PITTSFIELD - Perhaps the first indication that this weekend convention wasn't your average corporate get-together was the sign on the front door of the Crown Plaza Hotel.

"No Real Weapons Allowed Inside!"

This wasn't because BAM Con 2012 was expected to be violent. But over the past three days, a host of people dressed as elves, Ninja, assassins, wizards and other assorted heroes passed into the Crown Plaza lobby to the second floor convention area. And "live steel" as real swords and spears are called by fantasy conventioneers, is frowned upon.

BAM Con is billed as the "first" Berkshire Anime and Manga Convention, although organizer Jon Wynn admitted that there was an earlier one-day Manga convention in the city a few years ago. But this convention, Wynn clarified, is certainly the first three-day affair.

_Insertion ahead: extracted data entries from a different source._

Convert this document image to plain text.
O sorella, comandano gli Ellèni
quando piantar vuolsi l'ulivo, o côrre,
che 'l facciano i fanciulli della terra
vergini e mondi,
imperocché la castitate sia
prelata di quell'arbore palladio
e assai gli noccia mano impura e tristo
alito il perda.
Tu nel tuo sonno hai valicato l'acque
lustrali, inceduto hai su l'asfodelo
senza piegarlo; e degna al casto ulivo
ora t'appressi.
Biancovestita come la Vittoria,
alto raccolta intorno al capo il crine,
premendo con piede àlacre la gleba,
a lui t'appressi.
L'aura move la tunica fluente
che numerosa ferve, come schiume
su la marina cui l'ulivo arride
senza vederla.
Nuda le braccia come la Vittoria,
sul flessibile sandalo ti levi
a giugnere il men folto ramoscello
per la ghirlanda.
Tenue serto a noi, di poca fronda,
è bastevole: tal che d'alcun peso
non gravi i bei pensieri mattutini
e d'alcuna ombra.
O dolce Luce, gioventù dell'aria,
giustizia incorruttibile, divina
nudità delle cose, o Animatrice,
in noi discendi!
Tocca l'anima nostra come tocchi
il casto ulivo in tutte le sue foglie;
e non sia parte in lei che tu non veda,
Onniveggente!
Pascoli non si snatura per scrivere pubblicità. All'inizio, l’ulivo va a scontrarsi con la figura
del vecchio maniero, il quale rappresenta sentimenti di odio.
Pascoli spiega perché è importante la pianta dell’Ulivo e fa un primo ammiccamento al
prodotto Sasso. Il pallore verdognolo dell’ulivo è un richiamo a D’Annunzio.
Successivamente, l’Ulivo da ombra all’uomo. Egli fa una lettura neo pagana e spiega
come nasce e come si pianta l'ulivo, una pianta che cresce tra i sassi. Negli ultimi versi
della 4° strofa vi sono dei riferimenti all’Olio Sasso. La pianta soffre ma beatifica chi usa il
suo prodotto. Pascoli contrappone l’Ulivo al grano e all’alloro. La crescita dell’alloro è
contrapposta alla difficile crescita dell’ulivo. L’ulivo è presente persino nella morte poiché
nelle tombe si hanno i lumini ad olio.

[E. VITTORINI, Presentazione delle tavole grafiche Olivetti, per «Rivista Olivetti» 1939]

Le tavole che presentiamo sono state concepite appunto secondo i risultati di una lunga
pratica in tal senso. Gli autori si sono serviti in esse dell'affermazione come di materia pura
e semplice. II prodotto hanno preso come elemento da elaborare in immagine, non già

Manga are comics created originally in Japan, conforming to a style actually developed there in the 19th century. Since the 1950s, manga has become a large part of the Japanese publishing industry. In the United States alone, the manga market is estimated at more than $250 million a year. Anime is the abbreviated version of "animation" and refers to a particular style of animation characterized by colorful graphics and often featuring themes aimed at a more adult audience.

"I think the difference between manga and American comics is that there is more focus on how the pictures and the story flows," said Christine Chong, an animator and storyboard artist from New Jersey. Chong had a table in the convention's art room, selling her latest book, "Two Masters."

"In manga, illustration is second to the story line," said Chong.

In addition to manga and anime, the weekend convention also showcased American comics, science fiction and gaming, according to Jon Wynn, one of the promoters.

Wynn, a Pittsfield native, in the head of, a small media studio that, according to its website, specializes in music/audio production and engineering. Media-Crash was one of the major sponsors of the event. Wynn, Amelia Ritter of Pittsfield and Crystal Howcroft of Adams are members of the Berkshire Anime and Manga Club, a club devoted to studying, reading and watching Japanese comics and animation.This weekend's convention was largely planned by the three.

In addition, there were gaming tournaments sponsored by the comic shop Fantasy Realms, a longtime host for gaming events in the area.

Wynn explained that manga conventions have popped up all over the country. There are, for example, conventions in Connecticut, the capital region in New York and Boston.

"There just seemed to be a gap, and we wanted to fill it," he said.

The event featured anime and manga celebrities such as Rob " Lord Zedd" Axlerod, who starred in the television series "Star Trek Voyager" and "The Mighty Morphin Power Rangers."

There were, throughout the weekend, a host of individuals dressed as various manga, anime, gaming and comic book characters. Laura, a gaming fan from central New York state, was dressed as the elfinlike "Link", the protagonist of Nintendo's "Legend of Zelda" series, first created in 1986.

Laura, a young woman in her late 20s, explained that she visits several manga conventions every year, dressed as her favorite character.

"It's a way to network with people who enjoy anime," she said. "And it gives you a chance to check out new anime and games."

As for coming to the shows in costume, she explained that "some people come to enter contests. I just do it for fun."